Observing Roots below Ground
Studying root growth below the soil surface requires a means of observing the root system directly. As early as 1873, the German botanist Julius von Sachs studied root systems by using simple soil-filled boxes with one glass wall. Since that time, facilities for studying root growth in the soil have become much more complex. Large laboratories with subterranean chambers for the observation of root growth have been constructed and allow the analysis of root growth while the aerial parts of the plant are exposed to natural field conditions (Klepper and Kaspar 1994). These laboratories are called rhizotrons (from the Greek rhizos, meaning "root," and tron, meaning "a device for studying").

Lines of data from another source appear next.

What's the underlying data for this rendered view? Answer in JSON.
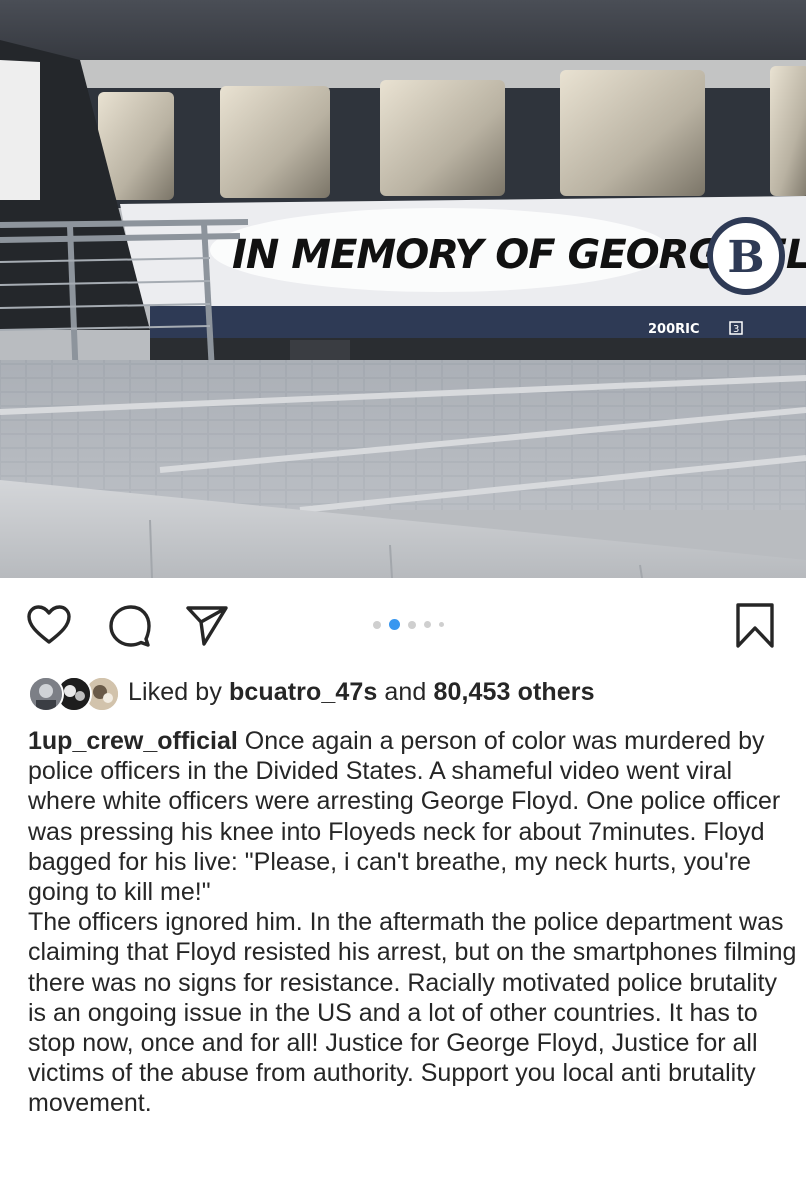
{
  "photo": {
    "graffiti_text": "IN MEMORY OF GEORGE FLOYD..",
    "logo_letter": "B",
    "car_marking": "200RIC",
    "car_number": "3"
  },
  "actions": {
    "like_icon": "heart-icon",
    "comment_icon": "comment-icon",
    "share_icon": "share-icon",
    "save_icon": "bookmark-icon",
    "carousel_total": 5,
    "carousel_active_index": 2
  },
  "likes": {
    "prefix": "Liked by",
    "user": "bcuatro_47s",
    "connector": "and",
    "count": "80,453 others"
  },
  "caption": {
    "username": "1up_crew_official",
    "paragraph1": "Once again a person of color was murdered by police officers in the Divided States. A shameful video went viral where white officers were arresting George Floyd. One police officer was pressing his knee into Floyeds neck for about 7minutes. Floyd bagged for his live: \"Please, i can't breathe, my neck hurts, you're going to kill me!\"",
    "paragraph2": "The officers ignored him. In the aftermath the police department was claiming that Floyd resisted his arrest, but on the smartphones filming there was no signs for resistance. Racially motivated police brutality is an ongoing issue in the US and a lot of other countries. It has to stop now, once and for all! Justice for George Floyd, Justice for all victims of the abuse from authority. Support you local anti brutality movement."
  },
  "colors": {
    "text": "#262626",
    "accent_dot": "#3897f0",
    "inactive_dot": "#cfcfcf",
    "train_navy": "#2e3a55"
  }
}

In a rhizotron, roots grow in glass-walled chambers that line underground passageways. Grid lines on the glass walls indicate soil depth. Details of root morphology (root size and distribution) under natural growing conditions can be observed with specially designed microscopes, mounted adjacent to the glass walls of the root chambers. In addition, the growth of the roots over a period of time can be measured with time-lapse photography.
Because rhizotrons are expensive to construct and maintain, they have been largely supplanted by minirhizotrons or root periscopes. Minirhizotrons are transparent plastic tubes previously buried at an angle in the soil near the plants to be observed. An optical device such as a tilted mirror with a magnifying lens or a miniature videocamera is inserted into a tube to monitor roots growing along its surface (Web Figure 5.2.A). This device provides information on rooting density in the bulk soil, as well as on root growth and phenology. Plant physiologists use such information in conjunction with changes in nutrient and water levels in the soil to assess root activity through the soil profile.